Over the next weekly sessions (my patient never missed) a larger discussion opened about how after his father’s death, his two younger sisters (each also torn apart by their abusive father) healed themselves by creating a new sisterly alliance and a renewed harmonious triadic family subsystem with their mother, just the three of them. (I was thinking back to my old family systems work in graduate school, revisiting psychodynamic theory and feminist thinking in addition to measuring “symptom relief”). It turns out that after his father died, he – being the only male and the oldest of the three children – took it the hardest. His mother and two sisters (his family, despite their myths, was never very close) formed an alliance in the wake of his father’s death. They all were freed from his tyranny, oppression and abuse. My patient, however, being the oldest, married and with a family of his own, had been “triangled out” by his mother and sisters. In their rejoicing after his father died, my patient was, inadvertently, left out. He had lost not only his father, but his whole family. By our sixteenth week, my patient realized it was not a complicated grief over his father’s death he was feeling, but a loss of his family of origin.

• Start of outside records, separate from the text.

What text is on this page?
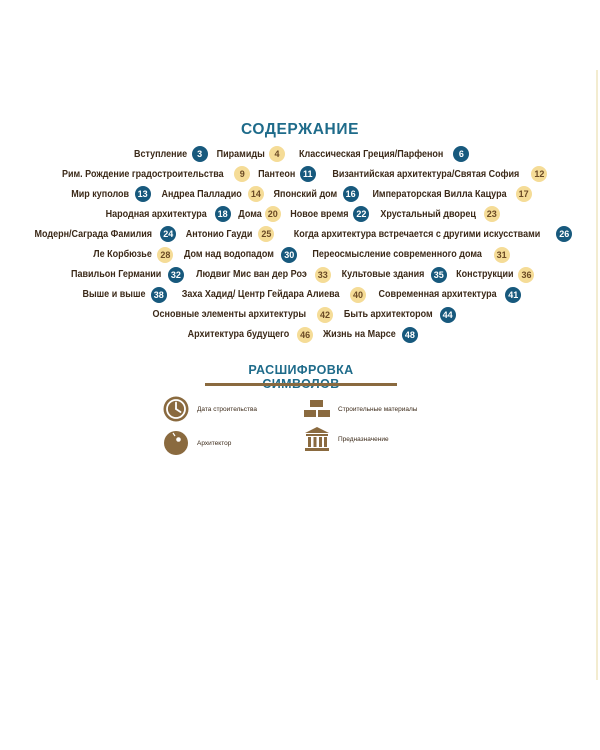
СОДЕРЖАНИЕ
Вступление	3	Пирамиды	4	Классическая Греция/Парфенон	6
Рим. Рождение градостроительства	9	Пантеон 11	Византийская архитектура/Святая София	12
Мир куполов 13	Андреа Палладио	14	Японский дом 16	Императорская Вилла Кацура	17
Народная архитектура	18	Дома 20	Новое время 22	Хрустальный дворец	23
Модерн/Саграда Фамилия	24	Антонио Гауди 25	Когда архитектура встречается с другими искусствами	26
Ле Корбюзье 28	Дом над водопадом	30	Переосмысление современного дома	31
Павильон Германии	32	Людвиг Мис ван дер Роэ	33	Культовые здания	35	Конструкции 36
Выше и выше 38	Заха Хадид/ Центр Гейдара Алиева	40	Современная архитектура	41
Основные элементы архитектуры	42	Быть архитектором	44
Архитектура будущего	46	Жизнь на Марсе	48
РАСШИФРОВКА
Дата строительства	Строительные материалы
Архитектор
Предназначение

Over the next several sessions, my patient, whose insurance had run out, agreed to continue to see me for another eight sessions. We focused on aspects of his relationship with his father that he missed, some which he never had, and how he, himself, had grown compassionate toward the man his father was, despite the trauma and abuse visited upon him. I worked with him to sense how this experience might be affecting his own marriage and relationship with his son. We had come full circle to appreciate patterns in his relationship with his wife and son that echoed choices and beliefs that came from his childhood and created new alternative beliefs. His mood had lifted considerably. He had rejoined the gym. His marriage was rocky, but he had become more interested and involved in his son’s cub scouts and little league. At the end of our twentieth session, my patient said he felt like he could “take it from here.”

Six years later, he called on me. My former patient was 48 and his wife had just filed for divorce having learned he had been having an affair. He told me that the affair had been going on for a couple of years and that he met a woman at a high school reunion who he once dated. She was divorced and had two daughters. He wondered whether he could come to see me to just “run a couple of things past me.” After, of course, I acknowledged I would enjoy reconnecting with him, I sat back in my office. I thought through my own life experience as a psychologist and a twenty year career. I was grateful I had never thrown out the “baby with the bath water.” I was not seduced by old wine in new bottles (psychotherapy is continually rediscovering itself). I watched as I grew into a greater trust and confidence in myself rediscovering the eclectic schools of theory and practice that made me not only who I was as a psychologist, but as a human being. I smiled, put a book back on the shelf and awaited my next session.